There is some support for the Taliban and al Qaeda in the cities, and posters and graffiti to that effect are showing up in some neighborhoods. But there has not been much violence, and the pro-Taliban activists are staying out of sight. For the Taliban supporters in the cities, the news is not good. Taliban casualties in Bajaur, Swat and Waziristan are running at over a thousand a week, and there's no end in sight to the government offensive. With Winter coming on, the pro-Taliban tribes are facing hard times. If the tribesmen send their families away from the fighting, the cold and low food supplies will cause much suffering. But the alternative is surrender, and getting disarmed, and maybe even arrested. Fewer tribes are trying to remain neutral, and are assembling their tribal militias and going after neighboring, pro-Taliban, tribes. This weakens the Taliban in their fight against the government, as the tribesmen must defend their homes and families first. Al Qaeda does not have much in numbers, even though the Internet is full of calls for all al Qaeda fans to head for Pakistan and join the fight. Police are detecting more foreigners trying to get to the tribal areas, and either turning them back, or arresting them. Al Qaeda has set up a smuggling operation, to get known foreign volunteers into the tribal areas. But the numbers here are not large, perhaps a few hundred. However, these are the guys willing to carry out the suicide attacks. Thus al Qaeda is able to do its part, carrying out a few suicide bomb attacks a week. At this level, the attacks antagonize more than terrorize. But al Qaeda has not got the resources to launch a larger suicide attack campaign.

Nearly all the fighting is taking place in the tribal areas along the Afghan border. The army is making the most of its air power advantage, and its armed helicopters are particularly effective at hunting down and killing the tribal rebels. This makes it very dangerous for the Taliban and al Qaeda to use the roads during daylight, thus making the army much more mobile than the enemy. It's also suspected that the Americans are sharing their aerial reconnaissance of the area (using UAVs, aircraft and satellites) with the Pakistani army, another reason why the government complains about the American UAVs, but does nothing.

Some 3,000 Indian police and troops have arrested hundreds of  people in Orissa, where religious violence in this eastern Indian city has left dozens dead, and over 20,000 people (mainly Christians) chased from their homes by Hindu radicals.

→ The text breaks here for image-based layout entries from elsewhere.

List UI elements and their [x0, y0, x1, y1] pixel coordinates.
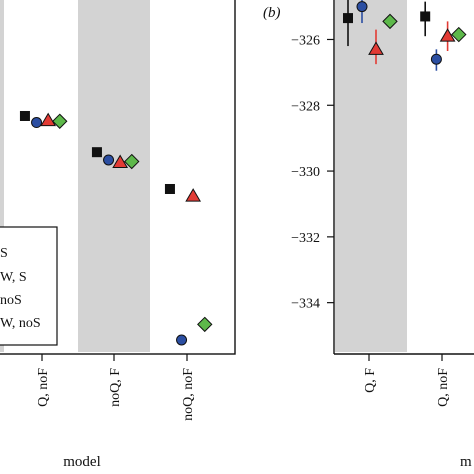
panel-b-label: (b): [263, 5, 281, 21]
panel-a-markers: [19, 110, 213, 346]
data-point-square: [91, 147, 102, 158]
x-tick-label: noQ, F: [108, 368, 123, 407]
data-point-triangle: [112, 154, 129, 168]
data-point-triangle: [368, 41, 384, 55]
panel-a-shaded-bands: [0, 0, 150, 352]
data-point-circle: [430, 53, 442, 65]
legend-entry-4: W, noS: [0, 316, 41, 331]
data-point-circle: [31, 117, 43, 129]
data-point-circle: [356, 1, 368, 13]
data-point-circle: [176, 334, 188, 346]
y-tick-label: −330: [291, 165, 320, 180]
panel-b-markers: [343, 0, 467, 71]
data-point-diamond: [124, 153, 140, 170]
panel-b-y-axis: −326 −328 −330 −332 −334: [291, 33, 334, 312]
legend: S W, S noS W, noS: [0, 226, 58, 346]
legend-entry-3: noS: [0, 293, 22, 308]
panel-b-x-axis: Q, F Q, noF: [363, 354, 451, 407]
legend-entry-2: W, S: [0, 270, 27, 285]
x-tick-label: Q, noF: [436, 368, 451, 407]
legend-box: [0, 226, 58, 346]
data-point-diamond: [451, 26, 467, 43]
data-point-square: [164, 183, 175, 194]
panel-a: Q, noF noQ, F noQ, noF S W, S noS W, noS m…: [0, 0, 236, 470]
y-tick-label: −334: [291, 297, 320, 312]
data-point-triangle: [40, 112, 57, 127]
shaded-band: [0, 0, 4, 352]
data-point-triangle: [185, 188, 202, 202]
data-point-triangle: [439, 28, 456, 42]
y-tick-label: −328: [291, 99, 320, 114]
y-tick-label: −326: [291, 33, 320, 48]
panel-a-x-axis-title: model: [63, 454, 101, 470]
panel-a-x-axis: Q, noF noQ, F noQ, noF: [36, 354, 196, 421]
data-point-diamond: [52, 113, 68, 129]
x-tick-label: Q, F: [363, 368, 378, 393]
shaded-band: [78, 0, 150, 352]
panel-b-x-axis-title: m: [460, 454, 472, 470]
data-point-square: [420, 11, 431, 22]
data-point-diamond: [382, 13, 398, 30]
x-tick-label: Q, noF: [36, 368, 51, 407]
data-point-circle: [103, 154, 115, 166]
data-point-diamond: [197, 316, 213, 333]
x-tick-label: noQ, noF: [181, 368, 196, 421]
y-tick-label: −332: [291, 231, 320, 246]
panel-b: (b) −326 −328 −330 −332 −334 Q, F Q, noF m: [263, 0, 474, 470]
legend-entry-1: S: [0, 246, 8, 261]
panel-a-plot-frame: [0, 0, 236, 355]
data-point-square: [19, 110, 30, 121]
shaded-band: [335, 0, 407, 352]
data-point-square: [343, 13, 353, 24]
panel-b-shaded-bands: [335, 0, 407, 352]
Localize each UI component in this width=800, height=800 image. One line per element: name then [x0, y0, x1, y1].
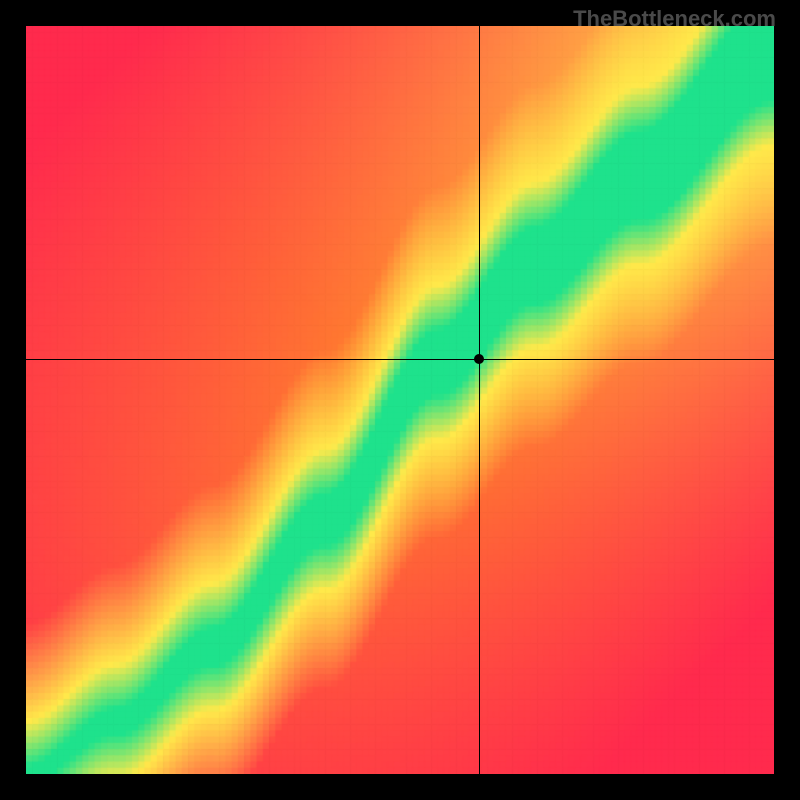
watermark-label: TheBottleneck.com — [573, 6, 776, 32]
crosshair-vertical — [479, 26, 480, 774]
crosshair-horizontal — [26, 359, 774, 360]
heatmap-canvas — [26, 26, 774, 774]
crosshair-marker — [474, 354, 484, 364]
heatmap-plot — [26, 26, 774, 774]
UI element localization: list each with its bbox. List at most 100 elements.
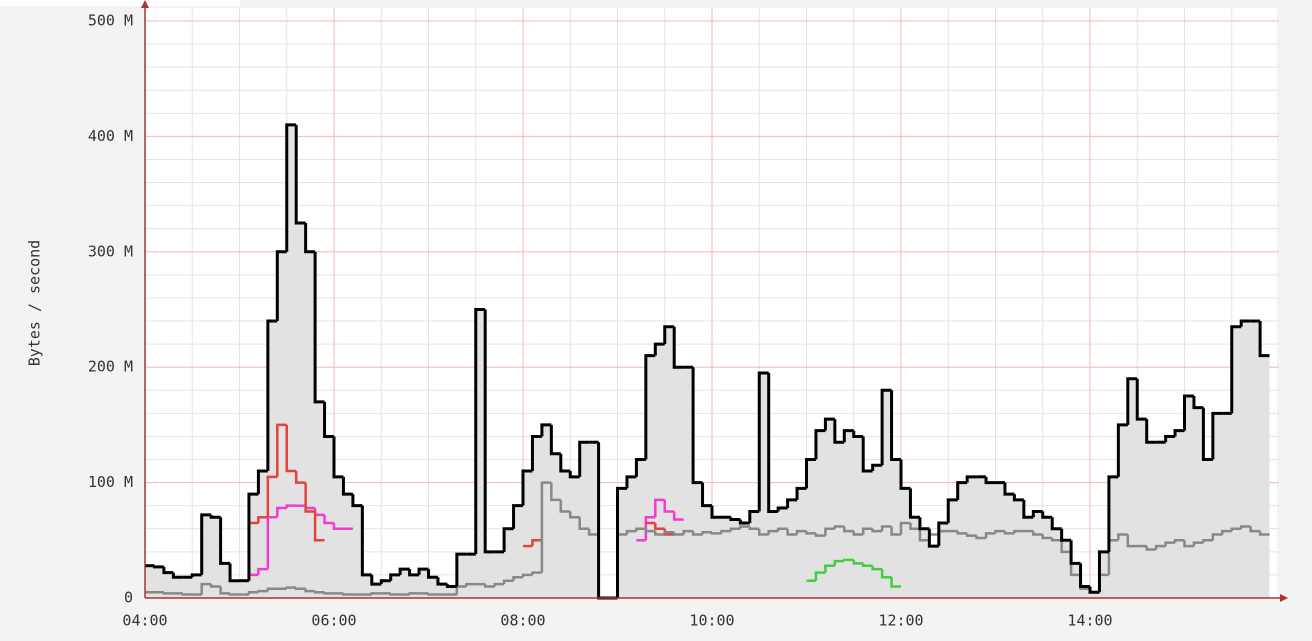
step-segment bbox=[181, 593, 193, 596]
step-segment bbox=[644, 354, 656, 460]
step-segment bbox=[880, 525, 892, 532]
step-segment bbox=[880, 388, 892, 466]
step-segment bbox=[257, 515, 268, 523]
step-segment bbox=[748, 526, 760, 531]
y-tick-label: 100 M bbox=[88, 473, 133, 491]
step-segment bbox=[1201, 407, 1213, 462]
step-segment bbox=[663, 499, 675, 513]
step-segment bbox=[1022, 499, 1034, 519]
step-segment bbox=[408, 569, 420, 577]
step-segment bbox=[937, 521, 949, 547]
step-segment bbox=[663, 325, 675, 345]
step-segment bbox=[909, 522, 920, 531]
step-segment bbox=[502, 527, 514, 552]
step-segment bbox=[1192, 541, 1204, 547]
step-segment bbox=[1032, 531, 1043, 536]
step-segment bbox=[1239, 525, 1251, 529]
step-segment bbox=[758, 528, 769, 536]
step-segment bbox=[1135, 378, 1147, 421]
step-segment bbox=[871, 565, 883, 571]
step-segment bbox=[918, 517, 930, 531]
step-segment bbox=[823, 417, 835, 431]
step-segment bbox=[984, 532, 996, 538]
step-segment bbox=[200, 513, 212, 575]
step-segment bbox=[1060, 540, 1072, 554]
step-segment bbox=[569, 511, 580, 519]
step-segment bbox=[436, 577, 448, 586]
step-segment bbox=[162, 566, 174, 575]
step-segment bbox=[370, 574, 382, 586]
step-segment bbox=[408, 592, 420, 595]
step-segment bbox=[1069, 540, 1081, 565]
step-segment bbox=[635, 527, 646, 532]
step-segment bbox=[861, 436, 873, 473]
step-segment bbox=[1249, 526, 1261, 533]
step-segment bbox=[304, 222, 316, 254]
step-segment bbox=[776, 506, 788, 512]
step-segment bbox=[427, 569, 438, 579]
step-segment bbox=[908, 488, 920, 519]
y-tick-label: 400 M bbox=[88, 127, 133, 145]
corner bbox=[0, 0, 240, 6]
step-segment bbox=[1107, 475, 1119, 552]
step-segment bbox=[228, 563, 240, 583]
step-segment bbox=[843, 526, 854, 533]
step-segment bbox=[256, 469, 268, 495]
step-segment bbox=[994, 529, 1005, 534]
step-segment bbox=[1173, 429, 1185, 437]
step-segment bbox=[1050, 537, 1062, 542]
step-segment bbox=[209, 514, 221, 519]
step-segment bbox=[540, 423, 552, 437]
step-segment bbox=[984, 476, 996, 485]
step-segment bbox=[691, 367, 703, 485]
step-segment bbox=[219, 517, 231, 565]
step-segment bbox=[748, 509, 760, 523]
area-fill bbox=[145, 124, 1270, 599]
step-segment bbox=[1145, 546, 1157, 551]
step-segment bbox=[294, 587, 306, 591]
step-segment bbox=[417, 567, 429, 575]
step-segment bbox=[294, 124, 306, 225]
step-segment bbox=[1221, 529, 1232, 535]
step-segment bbox=[861, 563, 873, 567]
step-segment bbox=[1116, 423, 1128, 477]
step-segment bbox=[1097, 550, 1109, 593]
step-segment bbox=[701, 530, 712, 535]
step-segment bbox=[323, 592, 334, 595]
step-segment bbox=[767, 529, 779, 535]
step-segment bbox=[738, 519, 750, 525]
step-segment bbox=[474, 308, 486, 555]
step-segment bbox=[1088, 586, 1100, 594]
step-segment bbox=[540, 481, 552, 573]
step-segment bbox=[946, 498, 958, 523]
x-tick-label: 06:00 bbox=[311, 612, 356, 630]
step-segment bbox=[559, 499, 571, 513]
step-segment bbox=[465, 582, 476, 587]
step-segment bbox=[483, 309, 495, 554]
step-segment bbox=[861, 527, 873, 535]
step-segment bbox=[568, 471, 580, 479]
step-segment bbox=[805, 458, 816, 489]
step-segment bbox=[332, 522, 344, 531]
step-segment bbox=[275, 250, 287, 322]
step-segment bbox=[710, 532, 722, 535]
step-segment bbox=[729, 527, 741, 532]
step-segment bbox=[445, 584, 457, 588]
step-segment bbox=[389, 573, 401, 581]
step-segment bbox=[852, 531, 864, 536]
step-segment bbox=[427, 593, 438, 596]
y-tick-label: 300 M bbox=[88, 242, 133, 260]
step-segment bbox=[483, 584, 495, 588]
step-segment bbox=[285, 504, 297, 508]
step-segment bbox=[1013, 529, 1024, 534]
step-segment bbox=[1117, 533, 1128, 541]
step-segment bbox=[1211, 533, 1223, 541]
step-segment bbox=[843, 558, 854, 562]
step-segment bbox=[880, 569, 892, 579]
step-segment bbox=[578, 440, 590, 477]
step-segment bbox=[285, 123, 297, 252]
step-segment bbox=[786, 498, 798, 508]
step-segment bbox=[200, 582, 212, 595]
step-segment bbox=[550, 482, 561, 502]
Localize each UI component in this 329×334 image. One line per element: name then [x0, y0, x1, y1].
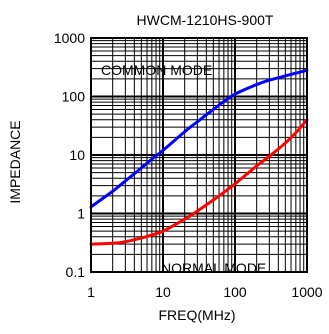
- y-tick-label: 10: [69, 147, 85, 163]
- common-mode-label: COMMON MODE: [101, 62, 212, 78]
- x-axis-label: FREQ(MHz): [159, 307, 236, 323]
- x-tick-labels: 1 10 100 1000: [87, 284, 323, 300]
- chart-title: HWCM-1210HS-900T: [137, 12, 274, 28]
- y-tick-label: 0.1: [66, 264, 86, 280]
- normal-mode-curve: [89, 118, 309, 246]
- y-tick-label: 1: [77, 206, 85, 222]
- y-tick-labels: 0.1 1 10 100 1000: [54, 30, 85, 280]
- x-tick-label: 10: [155, 284, 171, 300]
- y-tick-label: 1000: [54, 30, 85, 46]
- plot-frame: [90, 37, 308, 273]
- common-mode-curve: [89, 68, 309, 209]
- x-tick-label: 1: [87, 284, 95, 300]
- x-tick-label: 1000: [291, 284, 322, 300]
- y-tick-label: 100: [62, 89, 86, 105]
- normal-mode-label: NORMAL MODE: [161, 260, 266, 276]
- x-tick-label: 100: [223, 284, 247, 300]
- series-layer: [89, 68, 309, 246]
- y-axis-label: IMPEDANCE: [7, 120, 23, 203]
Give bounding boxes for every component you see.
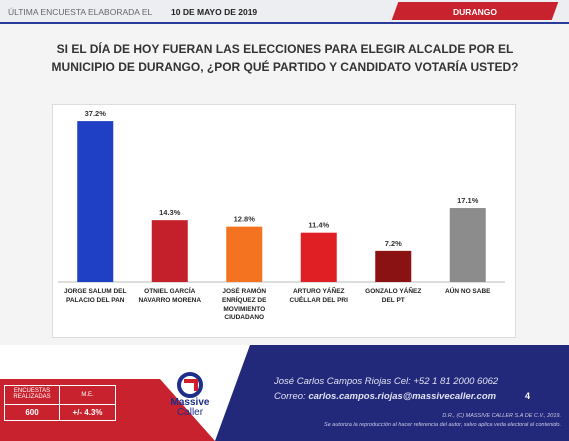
logo-word: Massive xyxy=(170,397,210,408)
survey-table: ENCUESTAS REALIZADAS M.E. 600 +/- 4.3% xyxy=(4,385,116,421)
plot-panel xyxy=(52,104,516,338)
x-tick-label: ARTURO YÁÑEZ CUÉLLAR DEL PRI xyxy=(289,288,348,304)
copyright: D.R., (C) MASSIVE CALLER S.A DE C.V., 20… xyxy=(442,413,561,419)
x-tick-label: AÚN NO SABE xyxy=(444,288,491,295)
logo-word: Caller xyxy=(176,407,204,418)
logo-mark xyxy=(184,379,198,391)
table-header: ENCUESTAS REALIZADAS xyxy=(5,386,60,405)
chart-title: SI EL DÍA DE HOY FUERAN LAS ELECCIONES P… xyxy=(51,42,519,74)
email-line: Correo: carlos.campos.riojas@massivecall… xyxy=(274,391,496,402)
value-label: 7.2% xyxy=(385,239,402,248)
table-header: M.E. xyxy=(60,386,115,405)
bar xyxy=(375,250,412,282)
bar xyxy=(449,208,486,282)
x-tick-label: JORGE SALUM DEL PALACIO DEL PAN xyxy=(64,288,127,304)
value-label: 11.4% xyxy=(308,221,329,230)
footer-red xyxy=(0,379,215,441)
value-label: 17.1% xyxy=(457,196,479,205)
logo-text: Massive Caller xyxy=(168,398,212,418)
bar xyxy=(77,121,114,282)
logo-ring xyxy=(177,372,203,398)
bar xyxy=(300,232,337,282)
bar xyxy=(151,220,188,282)
x-tick-label: OTNIEL GARCÍA NAVARRO MORENA xyxy=(138,288,202,304)
value-label: 37.2% xyxy=(85,109,107,118)
region: DURANGO xyxy=(453,7,497,17)
table-cell: +/- 4.3% xyxy=(72,408,103,417)
email: carlos.campos.riojas@massivecaller.com xyxy=(308,391,497,402)
header-rule xyxy=(0,22,569,24)
bar xyxy=(226,226,263,282)
email-label: Correo: xyxy=(274,391,306,402)
table-cell: 600 xyxy=(5,405,60,420)
header-prefix: ÚLTIMA ENCUESTA ELABORADA EL xyxy=(8,7,153,17)
value-label: 14.3% xyxy=(159,208,181,217)
header-date: 10 DE MAYO DE 2019 xyxy=(171,7,258,17)
footer-navy xyxy=(215,345,569,441)
value-label: 12.8% xyxy=(234,215,256,224)
contact: José Carlos Campos Riojas Cel: +52 1 81 … xyxy=(274,376,499,387)
x-tick-label: GONZALO YÁÑEZ DEL PT xyxy=(365,288,422,304)
x-tick-label: JOSÉ RAMÓN ENRÍQUEZ DE MOVIMIENTO CIUDAD… xyxy=(222,288,267,322)
page-number: 4 xyxy=(525,391,531,401)
footer-shapes xyxy=(0,345,569,441)
notice: Se autoriza la reproducción al hacer ref… xyxy=(324,422,561,428)
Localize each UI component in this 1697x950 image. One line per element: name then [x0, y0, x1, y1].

The army has been ordered in and told to shoot Hindu rioters and looters, and do whatever it takes to stop the violence. This has not completely shut down the murderous Hindu mobs. The government has promised to shut down the anti-Christian groups, and will do so, eventually. But despite Maoists admitting it was they (and not Christians) who killed a local Hindu leader two months ago, the violence continues. That's because many Hindu radicals see the both the Christians and atheist Maoists as foreign and "un-Indian" influences that must be destroyed. But both the Christians and Maoists bring hope to people at the bottom of the Hindu society, and that makes some radical Hindu politicians very angry.

October 14, 2008: In eastern India, police arrested four Maoist rebels and seized large cache of weapons and bomb making materials.

October 12, 2008: NATO forces fired on Taliban mortar crews just across the border in Waziristan, Pakistan, killing five men. U.S. UAVs continue finding and killing key al Qaeda and Taliban leaders inside Pakistan, especially Waziristan.  

October 11, 2008: In Pakistan, the Taliban are using kidnapping, murder and suicide bombings against the leadership of tribes, in an effort to terrorize the tribes into not joining the army in attacking the Taliban. Recent examples include the beheading of four tribal elders who refused to oppose attacking the Taliban, and a car bomb attack on a meeting of Alizai tribal elders (who were planning an attack on the Taliban along the Afghan border), while killed 30 and wounded a hundred.